Pour Benkirane et son équipe, qui attend toujours sa feuille de sortie, c’est la Bérézina, Waterloo, Pearl Harbor, la Chute de l’Empire romain et la prise de Grenade par les troupes d’Isabelle la Catholique, TOUT A LA FOIS !!!

Ce gouvernement, qui devait lutter contre la hausse des prix, contre la détérioration du pouvoir d’achat des plus larges couches, pour la justice sociale, est celui-là même qui, à quelques heures ou jours de son départ pour cause de remaniement, s’enfonce dans l’incroyable opération d’augmentation des prix des carburants en catimini, un dimanche soir à minuit !!!

Bravo la transparence, la communication avec le peuple !!! Nul crocodile ou démon n’est venu pour empêcher le chef du gouvernement de commettre ce qui paraît être, par rapport à ses promesses électorales, l’irréparable…

Abdelilah Benkirane, Boulif et les autres, solidaires parce que c’est la logique des coalitions, ont choisi d’appliquer l’indexation quelques jours à peine après la publication au BO du décret instaurant cette mesure forcément impopulaire.

Certes, il est vrai que cette décision était inéluctable tant la Caisse de compensation est sollicitée par les budgets alloués aux carburants tels que l’essence et le gazole et tant sont mal en point nos finances publiques.

Certes, sur les “conseils pressants” du FMI, qui a renouvelé en août la ligne de précaution accordée au Royaume l’été 2012, le gouvernement d’Abdelilah Benkirane était quasiment contraint d’appliquer cette potion au goût si amer pour les milieux populaires, celle de la réforme de la Compensation, laquelle signifie, avant toute chose, la vérité des prix et la diminution des financements consentis par l’Etat à plusieurs produits stratégiques et de première nécessité.

L’augmentation est intervenue dès le 16 septembre à 0 heure, ce qui signifie que Benkirane n’aura pas retardé d’une seule seconde la mise en ½uvre de cette stratégie qui consiste à faire payer aux plus démunis les mêmes charges que les plus riches, prenant ainsi ” à la traître” les Marocains qui ont eu la très désagréable surprise de constater la hausse lundi matin en allant au travail.

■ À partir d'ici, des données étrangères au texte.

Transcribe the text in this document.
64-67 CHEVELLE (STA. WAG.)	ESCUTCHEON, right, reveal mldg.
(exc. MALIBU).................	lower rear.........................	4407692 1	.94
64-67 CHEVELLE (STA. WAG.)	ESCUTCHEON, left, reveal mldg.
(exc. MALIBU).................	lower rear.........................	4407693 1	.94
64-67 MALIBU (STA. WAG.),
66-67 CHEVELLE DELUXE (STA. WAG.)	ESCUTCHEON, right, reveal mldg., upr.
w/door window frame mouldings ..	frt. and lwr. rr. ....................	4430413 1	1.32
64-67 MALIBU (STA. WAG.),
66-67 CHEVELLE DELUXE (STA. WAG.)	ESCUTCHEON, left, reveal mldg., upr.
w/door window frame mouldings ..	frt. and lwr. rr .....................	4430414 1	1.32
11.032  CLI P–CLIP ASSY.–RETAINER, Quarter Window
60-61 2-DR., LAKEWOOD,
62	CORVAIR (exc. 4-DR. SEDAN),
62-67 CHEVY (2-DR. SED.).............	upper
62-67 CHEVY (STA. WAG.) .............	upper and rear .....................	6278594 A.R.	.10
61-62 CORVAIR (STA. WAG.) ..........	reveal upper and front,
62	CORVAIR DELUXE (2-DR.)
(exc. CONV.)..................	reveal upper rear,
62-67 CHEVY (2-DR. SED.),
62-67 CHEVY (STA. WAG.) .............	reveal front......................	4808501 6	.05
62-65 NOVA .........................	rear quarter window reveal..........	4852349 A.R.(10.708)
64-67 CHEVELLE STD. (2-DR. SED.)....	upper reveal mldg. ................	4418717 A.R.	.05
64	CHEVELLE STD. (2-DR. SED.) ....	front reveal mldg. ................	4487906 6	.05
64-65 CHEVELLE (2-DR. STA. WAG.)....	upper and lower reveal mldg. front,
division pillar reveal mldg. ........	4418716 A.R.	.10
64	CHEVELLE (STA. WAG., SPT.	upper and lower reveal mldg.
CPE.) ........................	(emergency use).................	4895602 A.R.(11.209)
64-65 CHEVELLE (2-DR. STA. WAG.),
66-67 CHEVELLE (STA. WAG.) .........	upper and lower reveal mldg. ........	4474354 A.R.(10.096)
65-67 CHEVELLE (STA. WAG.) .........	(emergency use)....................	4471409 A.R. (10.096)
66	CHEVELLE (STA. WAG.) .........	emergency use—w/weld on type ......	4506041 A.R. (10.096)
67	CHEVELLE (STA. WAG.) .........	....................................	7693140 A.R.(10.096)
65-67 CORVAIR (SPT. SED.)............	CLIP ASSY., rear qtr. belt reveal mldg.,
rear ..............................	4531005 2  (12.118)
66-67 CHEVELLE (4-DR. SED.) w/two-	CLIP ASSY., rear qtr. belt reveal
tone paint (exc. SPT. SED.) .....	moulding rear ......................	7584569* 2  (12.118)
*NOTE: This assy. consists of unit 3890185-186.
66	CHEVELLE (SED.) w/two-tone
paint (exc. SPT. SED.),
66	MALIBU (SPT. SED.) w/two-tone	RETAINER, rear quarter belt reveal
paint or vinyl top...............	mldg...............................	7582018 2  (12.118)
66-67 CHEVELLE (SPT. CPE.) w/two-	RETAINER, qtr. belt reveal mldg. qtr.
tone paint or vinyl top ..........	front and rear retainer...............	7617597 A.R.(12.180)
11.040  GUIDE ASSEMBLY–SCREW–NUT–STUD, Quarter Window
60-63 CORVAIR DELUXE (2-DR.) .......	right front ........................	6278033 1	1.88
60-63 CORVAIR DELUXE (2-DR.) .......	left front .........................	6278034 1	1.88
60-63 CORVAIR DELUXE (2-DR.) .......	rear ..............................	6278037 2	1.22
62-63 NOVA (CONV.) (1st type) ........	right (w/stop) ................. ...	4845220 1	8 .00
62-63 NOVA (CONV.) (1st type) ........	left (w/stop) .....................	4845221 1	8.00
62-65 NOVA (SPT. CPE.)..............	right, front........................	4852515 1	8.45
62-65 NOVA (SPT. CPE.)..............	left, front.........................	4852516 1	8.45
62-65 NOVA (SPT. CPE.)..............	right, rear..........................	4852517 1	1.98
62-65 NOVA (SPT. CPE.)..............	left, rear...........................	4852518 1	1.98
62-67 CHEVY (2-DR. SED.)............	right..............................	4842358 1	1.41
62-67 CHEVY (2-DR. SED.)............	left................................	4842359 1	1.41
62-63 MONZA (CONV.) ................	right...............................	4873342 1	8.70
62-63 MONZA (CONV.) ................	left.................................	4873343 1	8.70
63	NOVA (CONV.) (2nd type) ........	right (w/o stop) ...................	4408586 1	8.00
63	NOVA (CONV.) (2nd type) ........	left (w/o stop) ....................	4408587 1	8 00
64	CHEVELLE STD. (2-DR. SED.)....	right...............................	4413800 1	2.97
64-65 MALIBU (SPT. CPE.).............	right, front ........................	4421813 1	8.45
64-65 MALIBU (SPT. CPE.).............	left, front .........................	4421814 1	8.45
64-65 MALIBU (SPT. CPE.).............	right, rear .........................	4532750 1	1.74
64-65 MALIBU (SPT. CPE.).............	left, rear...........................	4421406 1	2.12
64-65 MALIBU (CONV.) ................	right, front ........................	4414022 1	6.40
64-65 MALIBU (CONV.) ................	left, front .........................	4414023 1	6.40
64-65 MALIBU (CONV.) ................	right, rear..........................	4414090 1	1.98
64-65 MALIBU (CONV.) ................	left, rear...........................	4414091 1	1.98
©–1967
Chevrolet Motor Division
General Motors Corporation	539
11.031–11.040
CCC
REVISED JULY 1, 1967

Et si cette hausse devait être appliquée, la logique politique des PJD, PPS et autre MP qui en assument désormais la responsabilité et en paieront peut-être demain le prix électoral aurait voulu que le Chef du gouvernement s’adressât à ses concitoyens pour les informer, les prévenir, essayer de les convaincre du bien fondé économique et financier de cette hausse qui, faute de cet effort de communication, sera considérée comme inique, injuste et inacceptable.

Abdelilah Benkirane, pourtant, n’est pas un politicien dépourvu d’éloquence, ses prestations télévisées, ses diatribes du haut de la tribune parlementaire, ses envolées lors de ses meetings, en témoignent amplement.

Mais, pour cette fois, il a choisi de se comporter comme ceux qu’il pourfendait autrefois de ses attaques et critiques.

Serait-ce l’exercice du pouvoir exécutif qui rend aveugle et sourd ?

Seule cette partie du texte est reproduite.